China and Russia still expected to close pipeline deal

China and Russia still expected to close pipeline deal - Interfax | ..."I can't imagine the China-Russia gas deal won't ultimately go ahead. There's no doubt China has to do a deal for Russian gas," said Simon Powell, head of oil and gas at CLSA. "Domestic [production] will be part of the equation, but more and more gas will be imported from international markets. And Russia, of course, will be part of this supply situation in the future," said Professor Wang Zhen, acting dean of the Academy of Chinese Energy Strategy at the China University of Petroleum in Beijing. ... Beijing and Moscow appear to be deadlocked again over the longstanding issue of pricing, this time haggling over the cost formula. After making tangible progress in March with the signing of a memorandum for 38 billion cubic metres per year, talks between China National Petroleum Corp. (CNPC) and Gazprom appeared to come unstuck in June when it emerged CNPC wanted the price of Russian supplies indexed to the Henry Hub. (more after break)
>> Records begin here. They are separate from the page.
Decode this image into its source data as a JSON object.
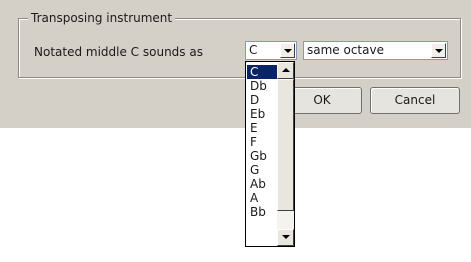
{
  "dialog": {
    "group_title": "Transposing instrument",
    "row_label": "Notated middle C sounds as",
    "note_select": {
      "value": "C"
    },
    "octave_select": {
      "value": "same octave"
    },
    "ok_label": "OK",
    "cancel_label": "Cancel"
  },
  "note_dropdown": {
    "selected_index": 0,
    "options": [
      "C",
      "Db",
      "D",
      "Eb",
      "E",
      "F",
      "Gb",
      "G",
      "Ab",
      "A",
      "Bb"
    ]
  },
  "colors": {
    "dialog_bg": "#d4d0c8",
    "selection": "#0a246a"
  }
}
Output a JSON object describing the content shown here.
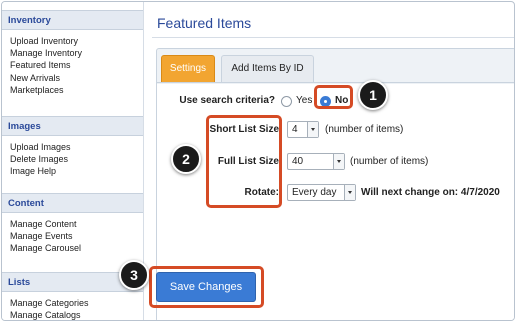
{
  "sidebar": {
    "sections": [
      {
        "title": "Inventory",
        "items": [
          "Upload Inventory",
          "Manage Inventory",
          "Featured Items",
          "New Arrivals",
          "Marketplaces"
        ]
      },
      {
        "title": "Images",
        "items": [
          "Upload Images",
          "Delete Images",
          "Image Help"
        ]
      },
      {
        "title": "Content",
        "items": [
          "Manage Content",
          "Manage Events",
          "Manage Carousel"
        ]
      },
      {
        "title": "Lists",
        "items": [
          "Manage Categories",
          "Manage Catalogs"
        ]
      }
    ]
  },
  "main": {
    "title": "Featured Items",
    "tabs": [
      {
        "label": "Settings",
        "active": true
      },
      {
        "label": "Add Items By ID",
        "active": false
      }
    ],
    "form": {
      "search_criteria": {
        "label": "Use search criteria?",
        "options": [
          "Yes",
          "No"
        ],
        "selected": "No"
      },
      "short_list_size": {
        "label": "Short List Size",
        "value": "4",
        "suffix": "(number of items)"
      },
      "full_list_size": {
        "label": "Full List Size",
        "value": "40",
        "suffix": "(number of items)"
      },
      "rotate": {
        "label": "Rotate:",
        "value": "Every day",
        "note": "Will next change on: 4/7/2020"
      }
    },
    "save_label": "Save Changes"
  },
  "callouts": [
    "1",
    "2",
    "3"
  ],
  "colors": {
    "accent": "#3a7bd5",
    "tab_active": "#f2a531",
    "heading": "#2b4a9a",
    "highlight": "#d54b25"
  }
}
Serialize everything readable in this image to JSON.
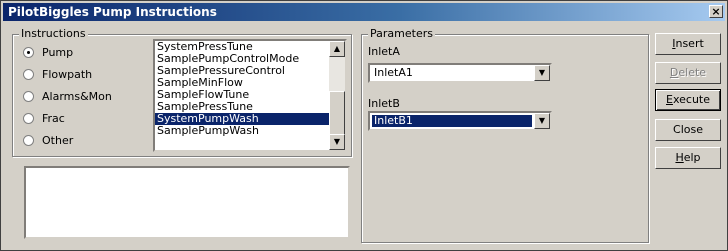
{
  "window": {
    "title": "PilotBiggles Pump Instructions",
    "close_label": "×"
  },
  "instructions": {
    "legend": "Instructions",
    "radios": [
      {
        "label": "Pump",
        "checked": true
      },
      {
        "label": "Flowpath",
        "checked": false
      },
      {
        "label": "Alarms&Mon",
        "checked": false
      },
      {
        "label": "Frac",
        "checked": false
      },
      {
        "label": "Other",
        "checked": false
      }
    ],
    "list": [
      "SystemPressTune",
      "SamplePumpControlMode",
      "SamplePressureControl",
      "SampleMinFlow",
      "SampleFlowTune",
      "SamplePressTune",
      "SystemPumpWash",
      "SamplePumpWash"
    ],
    "selected_index": 6
  },
  "parameters": {
    "legend": "Parameters",
    "inlet_a": {
      "label": "InletA",
      "value": "InletA1"
    },
    "inlet_b": {
      "label": "InletB",
      "value": "InletB1"
    }
  },
  "buttons": {
    "insert": {
      "pre": "",
      "mn": "I",
      "post": "nsert"
    },
    "delete": {
      "pre": "",
      "mn": "D",
      "post": "elete"
    },
    "execute": {
      "pre": "",
      "mn": "E",
      "post": "xecute"
    },
    "close": {
      "label": "Close"
    },
    "help": {
      "pre": "",
      "mn": "H",
      "post": "elp"
    }
  }
}
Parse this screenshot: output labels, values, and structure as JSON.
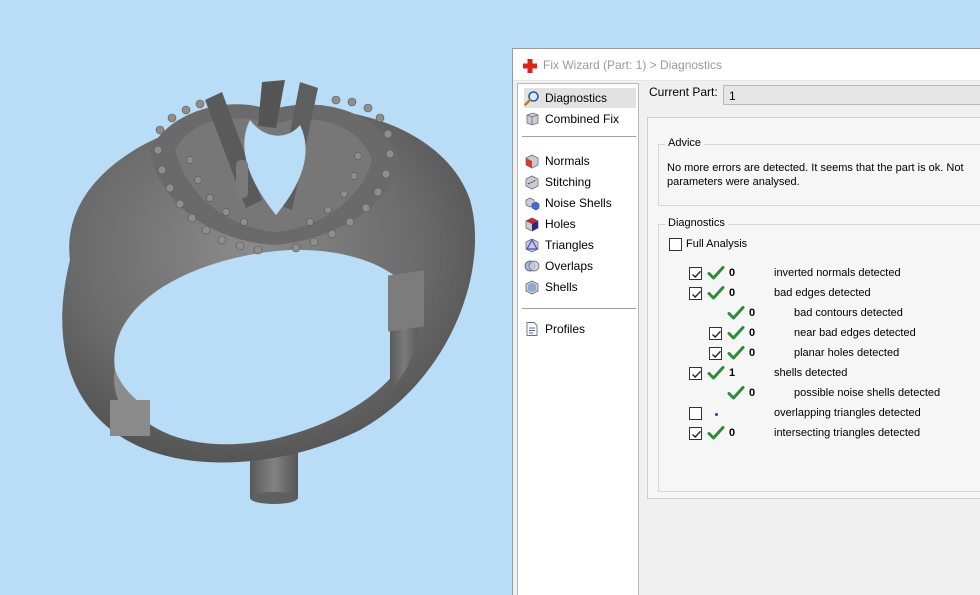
{
  "window": {
    "title": "Fix Wizard (Part: 1) > Diagnostics"
  },
  "nav": {
    "items": [
      {
        "label": "Diagnostics",
        "icon": "magnifier-icon"
      },
      {
        "label": "Combined Fix",
        "icon": "combined-fix-icon"
      },
      {
        "label": "Normals",
        "icon": "cube-normals-icon"
      },
      {
        "label": "Stitching",
        "icon": "stitching-icon"
      },
      {
        "label": "Noise Shells",
        "icon": "noise-shells-icon"
      },
      {
        "label": "Holes",
        "icon": "holes-icon"
      },
      {
        "label": "Triangles",
        "icon": "triangles-icon"
      },
      {
        "label": "Overlaps",
        "icon": "overlaps-icon"
      },
      {
        "label": "Shells",
        "icon": "shells-icon"
      },
      {
        "label": "Profiles",
        "icon": "profiles-icon"
      }
    ],
    "selected": "Diagnostics"
  },
  "current_part": {
    "label": "Current Part:",
    "value": "1"
  },
  "advice": {
    "title": "Advice",
    "line1": "No more errors are detected. It seems that the part is ok. Not",
    "line2": "parameters were analysed."
  },
  "diagnostics": {
    "title": "Diagnostics",
    "full_analysis_label": "Full Analysis",
    "rows": [
      {
        "checked": true,
        "status": "ok",
        "count": "0",
        "label": "inverted normals detected"
      },
      {
        "checked": true,
        "status": "ok",
        "count": "0",
        "label": "bad edges detected"
      },
      {
        "checked": null,
        "status": "ok",
        "count": "0",
        "label": "bad contours detected"
      },
      {
        "checked": true,
        "status": "ok",
        "count": "0",
        "label": "near bad edges detected"
      },
      {
        "checked": true,
        "status": "ok",
        "count": "0",
        "label": "planar holes detected"
      },
      {
        "checked": true,
        "status": "ok",
        "count": "1",
        "label": "shells detected"
      },
      {
        "checked": null,
        "status": "ok",
        "count": "0",
        "label": "possible noise shells detected"
      },
      {
        "checked": false,
        "status": "not-run",
        "count": "",
        "label": "overlapping triangles detected"
      },
      {
        "checked": true,
        "status": "ok",
        "count": "0",
        "label": "intersecting triangles detected"
      }
    ]
  },
  "colors": {
    "viewport_background": "#b9ddf7",
    "model_gray": "#6e6e6e",
    "ok_tick": "#2e8b3a",
    "title_cross": "#d9261c"
  }
}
Russia gave the proposition short shrift, with both Gazprom and the Kremlin publicly rebuffing the idea. "They've been arguing about the price since 2006. People don't negotiate that long over the price to then turn around and say 'we've changed our minds, we don't want it at all'," said Powell.
... "The memorandum of understanding that Gazprom signed with Japan Far East Gas Co. for Vladivostok LNG [VLNG] during the St. Petersburg Investment Forum underlined the dilemma Russia is facing," said Keun-Wook Paik of the Oxford Institute for Energy Studies. "Since Sakhalin 3's gas production will not be enough to justify the economics of VLNG by 2020, resources from Gazprom's Chayanda and Kovykta fields must also be used for VLNG. But without China's pipeline gas market provision, VLNG will be a white elephant," added Paik...."If Russia can only supply to China at the current Western European netback prices or oil-linkage prices with high slopes, I'm not sure if CNPC will really want to import [Russian gas] in the next few years or maybe in the next decade," said Liutong Zhang, a consultant at Asia economic consultancy The Lantau Group.